Tereza Raquel Silva Franco, 33 anos, conhecida por “Rayca”. (Arquivo Pessoal)

 

O que ela não sabia é que o local estava marcado e seria o endereço de mais uma tragédia no já extenso histórico de mortes violentas na periferia de Belém. Tereza estava no lugar errado, na hora errada, disse a irmã à Conexão AMZ. “Ela era uma batalhadora, só queria se divertir”. Ela virou estatística, uma das 11 vítimas fatais da chacina do Guamá.

Assim como Tereza, outras cinco vítimas da chacina também eram mulheres. Cada uma tentando sobreviver e driblar a dificuldade que é ser mulher, pobre e moradora de uma das periferias mais violentas da capital. Maria Ivanilza Pinheiro Monteiro, 52 anos, era uma dessas mulheres. Era dela o bar onde tudo aconteceu. Ivanilza, Samira Tavares Cavalcante (35), Flávia Teles Farias da Silva (32), Samara Silva e Meire Helen Fonseca trabalhavam ou se divertiam no domingo. Até agora, segundo informações da Polícia Civil, dessas seis vítimas, duas tinham passagem pela polícia: a dona do bar respondia um processo antigo de poluição sonora e outro de relação de consumo; e Flávia Farias da Silva, por abandono de incapaz.

"Estamos falando de violência contra a mulher, mas é a mulher pobre, negra, em situação de vulnerabilidade. São as que estão mais expostas a esse tipo de ação (chacina)", avalia Ana Prado, doutora em Ciência da Informação e Estudos Midiáticas e professora da Faculdade de Comunicação da Universidade Federal do Pará (UFPA), em entrevista à Conexão AMZ. Prado chamou atenção, ainda, para a questão do preconceito, que acaba por vitimizar duplamente as vítimas de violência na periferia. "Há uma violência que é simbólica e extrapola a materialidade da chacina, que são as próprias narrativas que dão conta do acontecimento e tendem a achar que todo mundo que estava ali era bandido", alerta.

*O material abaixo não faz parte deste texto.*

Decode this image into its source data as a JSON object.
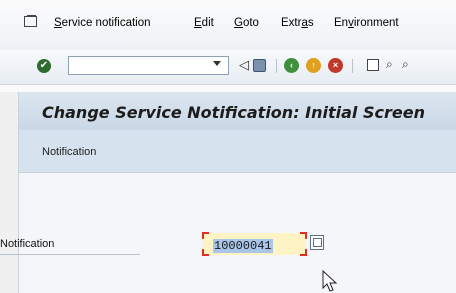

Ana Prado, professora da faculdade de Comunicação da UFPA, mestre em Comunicação e Cultura Contemporâneas pela UFBA e doutora da Ciência da Informação e Estudos Midiáticos pela Universidade Fernando Pessoa, no Porto, em Portugal (Arquivo Pessoal)

 

Comentários deixados em vários sites que noticiavam a chacina ao longo de toda a segunda-feira (20), comprovam a tese da professora. "Não podemos achar que todas as mulheres que foram mortas são mulheres associadas ao crime. O discurso oficial tem dito que o local onde tinha mais de 80 pessoas se divertindo, bebendo, brincando, era um lugar de consumo de drogas. Isso é complicado de se afirmar categoricamente. Pois não significa que, por ser talvez um lugar onde se consumia drogas, todas as pessoas que estavam ali estivessem consumindo. Se consome drogas em todos os lugares, inclusive em bares abastados de Belém, mas ninguém fala que é um lugar de consumo de drogas. 
"Boa parte das pessoas que têm sido mortas nessas chacinas são pessoas que não têm nenhuma relação com o mundo do crime. São pessoas que moram em áreas periféricas, áreas vulneráveis, dominadas tanto pelas milícias quanto pelo tráfico de drogas, com disputas de territórios bastante exacerbadas", avalia Prado.